Los seres humanos han tratado históricamente de anular la capacidad de vengarse de sus víctimas mediante el uso de disfraces que anulasen esta facultad e impidiesen a la víctima reconocer al autor de la injusticia y poner en marcha los mecanismos de venganza privada o pública de que pudiese disponer.

En el caso de los delincuentes de poca monta, la máscara, el pasamontañas o el antifaz, han sido las herramientas utilizadas tradicionalmente para tratar de evitar la venganza privada de sus víctimas o la pública del estado a través de la acción de la justicia.
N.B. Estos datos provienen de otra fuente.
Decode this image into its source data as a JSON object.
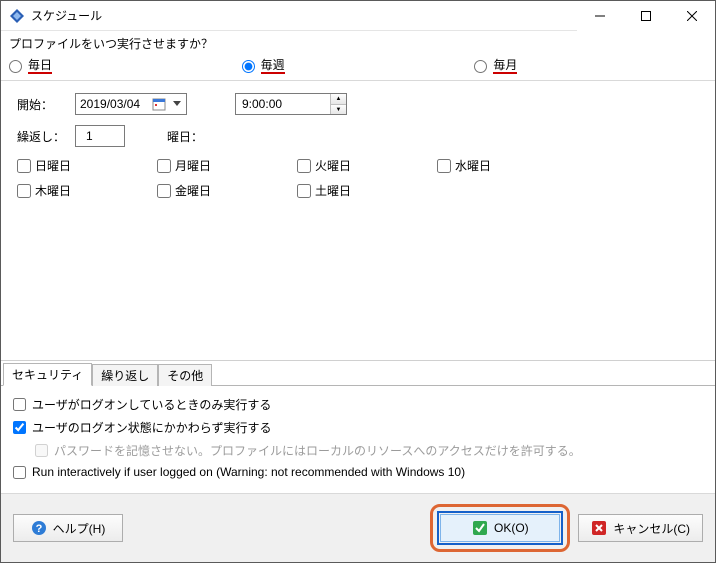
{
  "title": "スケジュール",
  "prompt": "プロファイルをいつ実行させますか？",
  "frequency": {
    "daily": "毎日",
    "weekly": "毎週",
    "monthly": "毎月",
    "selected": "weekly"
  },
  "start": {
    "label": "開始：",
    "date": "2019/03/04",
    "time": "9:00:00"
  },
  "repeat": {
    "label": "繰返し：",
    "value": "1",
    "dow_label": "曜日："
  },
  "days": {
    "sun": "日曜日",
    "mon": "月曜日",
    "tue": "火曜日",
    "wed": "水曜日",
    "thu": "木曜日",
    "fri": "金曜日",
    "sat": "土曜日"
  },
  "tabs": {
    "security": "セキュリティ",
    "repeat": "繰り返し",
    "other": "その他"
  },
  "security_opts": {
    "only_logged_on": "ユーザがログオンしているときのみ実行する",
    "regardless": "ユーザのログオン状態にかかわらず実行する",
    "no_save_pw": "パスワードを記憶させない。プロファイルにはローカルのリソースへのアクセスだけを許可する。",
    "interactive": "Run interactively if user logged on (Warning: not recommended with Windows 10)"
  },
  "buttons": {
    "help": "ヘルプ(H)",
    "ok": "OK(O)",
    "cancel": "キャンセル(C)"
  }
}
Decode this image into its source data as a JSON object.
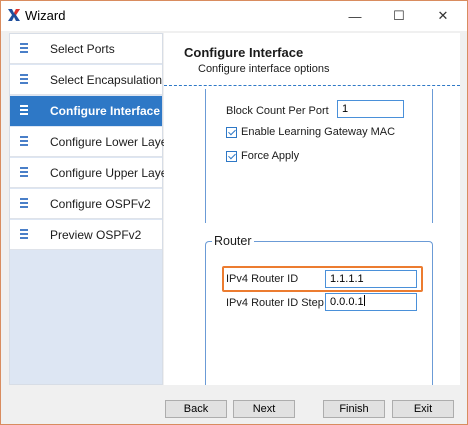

Tales herramientas se nos aparecen verdaderamente toscas si las comparamos con las sofisticadas máscaras que utilizan los delincuentes de cuello blanco: complejos entramados societarios donde las personalidades jurídicas de las diversas entidades se superponen como si de un complejo juego de muñecas rusas se tratase y donde la auténtica personalidad del autor no puede conocerse sino tras haber ido abriendo trabajosamente un sinnúmero de falsas personalidades, a menudo radicadas en países extranjeros donde la longa manus del estado apenas puede alcanzar o no puede alcanzar en absoluto, e incluso haber tenido que pasar por encima de una buena cantidad de testaferros.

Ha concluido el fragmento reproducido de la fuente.